Not only their answer was “yes”, but since they were so scared of home prices becoming more and more unaffordable they even rushed to pay in full for apartments that more often than not the real estate developer had not even started to build yet. Remember what I mentioned above, culturally speaking not owning an apartment often translates to not being able to marry and start a family in China. Combine these 2 factors with real estate developers’ unbelievable greed in seeing such an overwhelming demand from hundreds of millions of people (plus foreign investors) and you have the perfect setup for a disastrous real estate bubble. These developers even started using the money from the apartments they sold on paper to purchase more land to sell more apartments on paper rather than developing those they were bound to deliver.
As if what I described above wasn’t enough already, China’s economic growth started to slow down already before 2020 and the events that followed derailed any expansion plan corporations already had. As a consequence, white-collar jobs across every sector started to be cut at the same time when the highest number of Chinese graduates ever entered the job market. From Chinese universities alone ~10M people graduate every year, on top of this, you now have the wave of the “turtles” who after living the American or UK college dream are now coming back home since they cannot afford to live in those countries for too long without job income (and their families in China cannot afford to subsidize them anymore).

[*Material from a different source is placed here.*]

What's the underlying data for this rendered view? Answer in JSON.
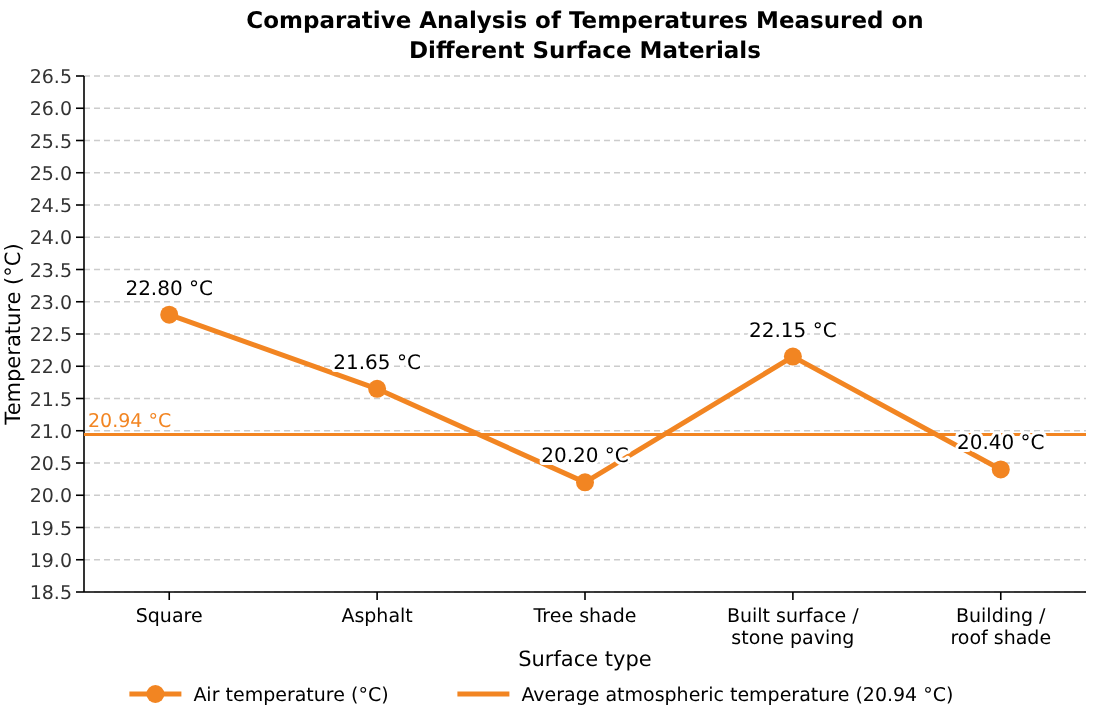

Why are these categories of people literally debt slaves now? Pretty simple, the homes they purchased are now worth significantly less and there is hardly the chance they will see prices recovering to the peak in their lifetime realistically. Don’t be misled by the official numbers, if you go to the mainland now and bid 40-50% below the last transaction price in many major cities the sellers will be more than happy to sell.
What happens when an incredibly leveraged asset loses so much value? Well, you are screwed, because your debts remain to be paid at the level set in the original agreement. What happens when your apartment, already fully paid, is not even delivered? Not only do you have to pay your monthly mortgage, but also you will have to pay rent to live in a different apartment, losing any chance to put aside any savings.
Conclusion
I hope this article today helps everyone still living the (debt-fueled) dream in the US and Europe to open their eyes to the dangers they are facing and make sure they cash out their gains in time to be debt-free (or at least to make their debt sustainable in the long term) before it’s too late.